An Inconvenient Truth | Davis Guggenheim (2006)
Years of human pursuit have produced global warming, an inevitable result of the abuse on our planet. This is a stimulating look on what we’ve done wrong, the consequences and achieving a cleaner future if we act right now. Burning fossil fuels, gas, oil and coal depleting, natural resources shrinking, countries both anticipating and experiencing provoked unusual natural disasters – these are all Nature’s warning to treat her with respect. This is a powerful presentation from a great leader who states a concrete case to better civilisation and the world around us. An Inconvenient Truth isn’t a political strategy but a moral obligation, encouraging humanity to adopt an eco-friendly approach and refrain from exploitation of our habitat. “The world won’t ‘end’ overnight in 10 years, but a point will have been passed, and there will be an irreversible slide into destruction.”
The Up Series | Michael Apted & Paul Almond (1964–2005)
A sociological experiment across 41 years, analysing how class effected prospects and opportunity. The ‘Up Series’ is a chronicle of fourteen subjects, interviews beginning in 1964 when they were seven and ending as they turn 41. These dedicated filmmakers immersed themselves in production for 41 years, undergoing a social study every seven years reviewing the growth and experience of the subjects. This film not only intricately views the history of fourteen people but in fact also showcases the evolution of culture and the world. Spaced out every seven years, we grow and relate to these ordinary characters, empathising with their human experiences across life. A diverse cast originating from the UK, these people move around the world, some migrating to Australia, some lingering around their birthplace as well as ordeals of homelessness and success.

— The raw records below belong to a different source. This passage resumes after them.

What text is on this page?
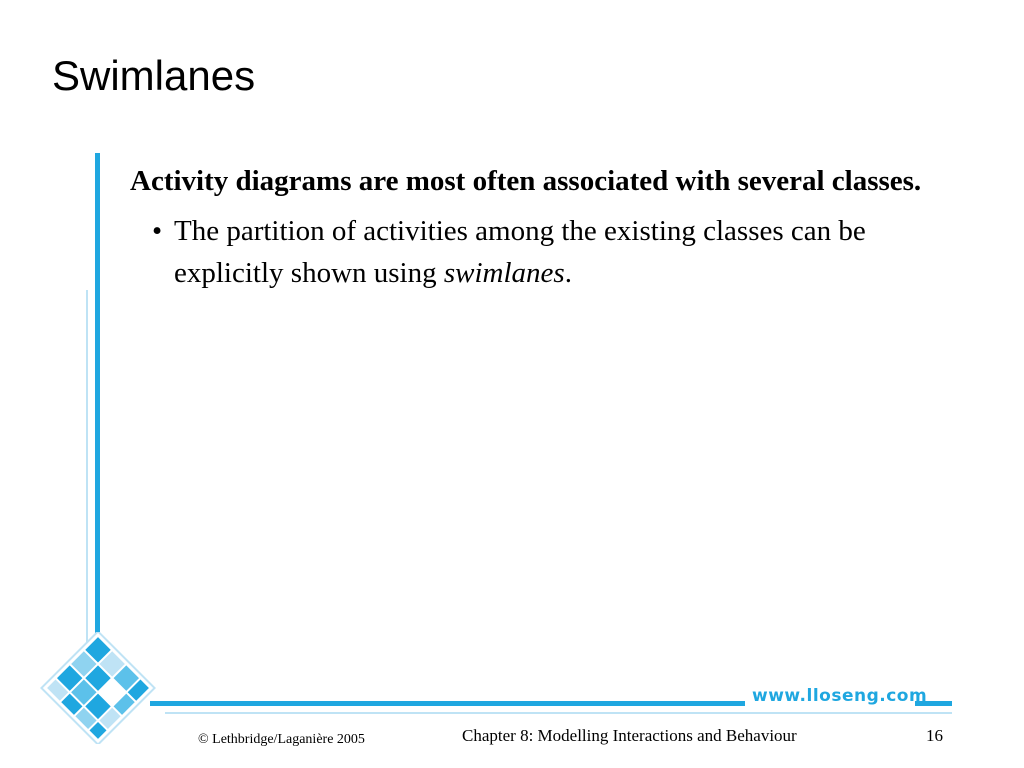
Swimlanes

Activity diagrams are most often associated with several classes.

• The partition of activities among the existing classes can be explicitly shown using swimlanes.
www.lloseng.com
© Lethbridge/Laganière 2005	Chapter 8: Modelling Interactions and Behaviour	16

Lake of Fire | Tony Kaye (2006)
This is the aggressive debate of abortion in the US. We hear from doctors, philosophers, religious fundamentalists, academics and activists (yet perhaps this documentary would have taken on a deeper layer of sensitivity if it featured more women.) The interesting aspect of this documentary is that it is shot in black and white – a poetic visual explanation of the two contrasting belief systems within this argument. Furthermore, it is the idea that either side is unchanging, rigid in their stance. Utilising shockingly, ugly images of abortions and of religious extremists, this documentary doesn’t pick sides but rather shows the principles of both arguments. This is a clever approach (if it doesn’t break your heart) and a way of depicting the psychology behind both unchanging movements.
Triumph of the Will | Leni Riefenstahl (1935)
Leni Riefenstahl’s Triumph of the Will is a historically important documentary that embodies the age of Nazi propaganda. Such films were designed to express Germany as progressive, showcasing ‘strength’ of a nation during war and the depression. This picture is a strong example of the power of imagery and influence of cinematic narrative – the ability to coheres an audience into certain states of belief. Yet this film has eeriness about it, the hundreds of thousands blindly marching orderly to a ludicrous appeal, visuals bereft of human touch and sense. Triumph of the Will is a film created to persuade the audience has become a modern day exploration of individuality and freedom.